In line with the amended SI, only four goods remain and these are fertiliser, raw and refined sugar, timber and timber products.
The original SI 8 of 1996 had on its list a wide range of products including butter, coconut oil, scrap from manufacturing, cream and gypsum.
Other regulations reviewed include the SI 140 of 2013, for the removal of the Agriculture Marketing Authority annual registration fees of between $500 and $1 000 as well as the Plant Pests and Diseases Act.
Other areas identified to impede export procedures but with no specific statutory instrument to back them are multiple police roadblocks across the country’s roads which were said to project a negative image of the country, apart from causing delays in transportation of products.
OPC deputy chief secretary Dr Ray Ndhlukula said the initiative hinged on improving the ease of doing export business with a view to enhance production and contribution of value added exports. This, he said, would also accelerate the implementation of the economic blue print, Zim-Asset’s goals outlined under the value addition and beneficiation cluster.
“This will be further buttressed by the developments which are happening on the legislative front, where the Companies Act together with other related laws and procedures are being amended and streamlines to conform to the needs of Zimbabwean business climate and contemporary best practice,” he said.

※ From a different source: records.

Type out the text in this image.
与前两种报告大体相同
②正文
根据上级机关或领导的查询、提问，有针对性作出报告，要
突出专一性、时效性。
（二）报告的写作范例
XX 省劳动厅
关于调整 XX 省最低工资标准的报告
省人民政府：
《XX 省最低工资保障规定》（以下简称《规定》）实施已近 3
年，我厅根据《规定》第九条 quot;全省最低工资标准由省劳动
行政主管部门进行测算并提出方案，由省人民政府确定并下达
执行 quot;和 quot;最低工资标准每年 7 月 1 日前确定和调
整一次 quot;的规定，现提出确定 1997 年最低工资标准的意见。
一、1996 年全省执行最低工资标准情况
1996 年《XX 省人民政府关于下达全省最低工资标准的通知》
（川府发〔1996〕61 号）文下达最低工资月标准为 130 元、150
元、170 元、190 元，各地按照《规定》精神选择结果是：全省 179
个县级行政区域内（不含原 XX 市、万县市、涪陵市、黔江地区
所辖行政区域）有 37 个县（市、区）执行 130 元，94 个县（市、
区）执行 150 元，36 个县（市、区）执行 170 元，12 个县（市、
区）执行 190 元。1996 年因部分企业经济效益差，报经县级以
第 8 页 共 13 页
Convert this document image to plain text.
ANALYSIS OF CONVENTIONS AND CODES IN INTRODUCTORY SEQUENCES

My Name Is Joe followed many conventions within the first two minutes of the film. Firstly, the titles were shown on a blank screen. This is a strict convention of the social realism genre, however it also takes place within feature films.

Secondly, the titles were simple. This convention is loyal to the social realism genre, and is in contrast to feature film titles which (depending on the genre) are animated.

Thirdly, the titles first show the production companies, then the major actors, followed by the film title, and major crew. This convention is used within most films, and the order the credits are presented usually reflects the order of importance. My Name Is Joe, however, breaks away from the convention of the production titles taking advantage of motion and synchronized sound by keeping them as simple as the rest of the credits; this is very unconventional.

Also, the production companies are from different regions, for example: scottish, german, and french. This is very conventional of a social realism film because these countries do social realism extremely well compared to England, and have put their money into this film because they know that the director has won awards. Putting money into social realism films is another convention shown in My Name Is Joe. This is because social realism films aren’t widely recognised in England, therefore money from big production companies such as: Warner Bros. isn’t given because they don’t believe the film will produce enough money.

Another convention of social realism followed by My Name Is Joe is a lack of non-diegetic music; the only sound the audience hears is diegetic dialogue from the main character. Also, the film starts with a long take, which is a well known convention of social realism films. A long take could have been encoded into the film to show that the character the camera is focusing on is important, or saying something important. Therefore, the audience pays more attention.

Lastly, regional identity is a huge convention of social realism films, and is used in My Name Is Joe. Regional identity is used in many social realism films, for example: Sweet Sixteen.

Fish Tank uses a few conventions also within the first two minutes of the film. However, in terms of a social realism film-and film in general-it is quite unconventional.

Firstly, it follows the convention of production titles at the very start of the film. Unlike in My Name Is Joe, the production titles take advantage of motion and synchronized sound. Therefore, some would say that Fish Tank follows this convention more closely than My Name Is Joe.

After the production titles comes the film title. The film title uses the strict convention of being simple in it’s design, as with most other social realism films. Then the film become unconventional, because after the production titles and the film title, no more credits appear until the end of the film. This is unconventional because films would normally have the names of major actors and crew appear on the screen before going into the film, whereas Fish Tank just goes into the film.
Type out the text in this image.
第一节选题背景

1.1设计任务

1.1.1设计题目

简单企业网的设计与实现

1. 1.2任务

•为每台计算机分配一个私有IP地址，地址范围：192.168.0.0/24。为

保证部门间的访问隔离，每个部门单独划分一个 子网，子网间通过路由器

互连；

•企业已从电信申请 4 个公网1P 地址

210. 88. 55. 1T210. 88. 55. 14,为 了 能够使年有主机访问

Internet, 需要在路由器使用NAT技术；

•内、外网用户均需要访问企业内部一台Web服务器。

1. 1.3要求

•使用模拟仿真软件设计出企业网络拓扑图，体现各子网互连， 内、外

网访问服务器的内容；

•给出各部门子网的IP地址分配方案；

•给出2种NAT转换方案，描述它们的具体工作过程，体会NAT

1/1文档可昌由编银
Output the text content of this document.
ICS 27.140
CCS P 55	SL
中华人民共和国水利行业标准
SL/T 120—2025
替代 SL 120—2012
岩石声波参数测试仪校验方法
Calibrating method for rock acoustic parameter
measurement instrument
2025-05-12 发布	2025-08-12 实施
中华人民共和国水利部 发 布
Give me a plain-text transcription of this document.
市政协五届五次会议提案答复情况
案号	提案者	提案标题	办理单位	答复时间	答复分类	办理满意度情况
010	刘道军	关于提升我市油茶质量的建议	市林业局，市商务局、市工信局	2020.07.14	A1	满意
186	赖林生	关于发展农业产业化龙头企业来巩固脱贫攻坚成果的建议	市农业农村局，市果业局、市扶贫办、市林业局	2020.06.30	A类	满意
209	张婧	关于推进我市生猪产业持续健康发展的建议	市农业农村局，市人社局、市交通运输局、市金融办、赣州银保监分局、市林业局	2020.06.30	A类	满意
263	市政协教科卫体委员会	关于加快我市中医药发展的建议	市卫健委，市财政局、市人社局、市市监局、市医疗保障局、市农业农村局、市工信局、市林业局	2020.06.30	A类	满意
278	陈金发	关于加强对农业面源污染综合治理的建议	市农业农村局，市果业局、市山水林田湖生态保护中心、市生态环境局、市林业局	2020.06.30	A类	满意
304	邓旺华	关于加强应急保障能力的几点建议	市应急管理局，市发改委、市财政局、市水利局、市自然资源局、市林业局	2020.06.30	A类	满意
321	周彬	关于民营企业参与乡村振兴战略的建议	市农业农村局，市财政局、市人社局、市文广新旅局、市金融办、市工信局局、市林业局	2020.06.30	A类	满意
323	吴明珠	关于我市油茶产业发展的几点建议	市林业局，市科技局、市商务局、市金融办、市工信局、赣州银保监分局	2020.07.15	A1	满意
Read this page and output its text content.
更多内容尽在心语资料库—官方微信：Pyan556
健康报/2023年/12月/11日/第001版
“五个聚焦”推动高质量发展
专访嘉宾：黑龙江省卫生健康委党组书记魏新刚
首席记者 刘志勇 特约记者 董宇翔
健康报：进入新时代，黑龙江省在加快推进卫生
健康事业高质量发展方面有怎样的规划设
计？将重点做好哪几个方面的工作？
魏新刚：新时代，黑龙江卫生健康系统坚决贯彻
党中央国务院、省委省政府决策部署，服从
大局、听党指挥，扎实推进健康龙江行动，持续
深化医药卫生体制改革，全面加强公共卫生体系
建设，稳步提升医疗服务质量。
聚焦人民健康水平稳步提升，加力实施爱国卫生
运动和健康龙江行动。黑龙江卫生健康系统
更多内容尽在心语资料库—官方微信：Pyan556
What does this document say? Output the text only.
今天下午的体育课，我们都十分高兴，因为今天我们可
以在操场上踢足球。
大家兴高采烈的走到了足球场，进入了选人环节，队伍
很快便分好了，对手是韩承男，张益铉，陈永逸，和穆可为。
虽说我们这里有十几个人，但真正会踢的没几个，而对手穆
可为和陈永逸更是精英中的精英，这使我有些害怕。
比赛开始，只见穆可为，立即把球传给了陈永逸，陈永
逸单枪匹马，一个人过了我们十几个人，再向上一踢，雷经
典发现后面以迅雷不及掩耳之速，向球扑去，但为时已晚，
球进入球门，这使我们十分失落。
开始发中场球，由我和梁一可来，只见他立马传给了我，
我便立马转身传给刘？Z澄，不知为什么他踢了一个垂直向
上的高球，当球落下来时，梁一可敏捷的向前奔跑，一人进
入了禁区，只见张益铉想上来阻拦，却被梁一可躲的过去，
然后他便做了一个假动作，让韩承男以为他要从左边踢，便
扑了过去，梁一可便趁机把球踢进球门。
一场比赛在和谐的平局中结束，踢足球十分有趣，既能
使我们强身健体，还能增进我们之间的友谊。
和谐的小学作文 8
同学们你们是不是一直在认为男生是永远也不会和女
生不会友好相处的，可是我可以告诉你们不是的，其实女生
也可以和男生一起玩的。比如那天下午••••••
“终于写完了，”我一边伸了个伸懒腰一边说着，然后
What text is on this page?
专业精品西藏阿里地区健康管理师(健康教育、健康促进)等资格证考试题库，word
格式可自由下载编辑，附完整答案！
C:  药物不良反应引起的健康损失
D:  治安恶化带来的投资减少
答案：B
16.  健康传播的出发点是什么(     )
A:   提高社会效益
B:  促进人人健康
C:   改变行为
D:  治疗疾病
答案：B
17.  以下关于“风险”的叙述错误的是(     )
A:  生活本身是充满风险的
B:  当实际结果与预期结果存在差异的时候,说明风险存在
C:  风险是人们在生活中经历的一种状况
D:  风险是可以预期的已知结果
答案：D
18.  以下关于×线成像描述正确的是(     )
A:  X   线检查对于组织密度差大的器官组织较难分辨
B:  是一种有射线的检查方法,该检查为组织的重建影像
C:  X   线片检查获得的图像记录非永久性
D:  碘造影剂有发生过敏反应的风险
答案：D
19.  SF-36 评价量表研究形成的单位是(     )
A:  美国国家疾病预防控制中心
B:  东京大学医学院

He said the challenges industry currently face in exporting goods rendered Zimbabwean products uncompetitive on the international market and expensive locally.
“This therefore negatively affects industrial growth and development,” said Dr Ndhlukula.
Industry and Commerce Minister Dr Mike Bimha expressed concerns at the decline in the country’s export earnings in the past few years which resulted in an unsustainable trade deficit of $2, 4 billion in 2016.
Amending regulations that impede export procedures is therefore key to Government as it pushes towards export oriented growth.
“The most sustainable source of currency for Zimbabwe is not just exports but value added exports. The poor export performance has been a cause for concern and calls drastic measures by all stakeholders to arrest the situation.
“This has prompted the need to address the factors affecting the ease of doing business and capacity constraints using the rapid results approach,” said Dr Bimha.
The country’s export earnings declined from $3,6 billion in 2015 to $2,8 billion in 2016.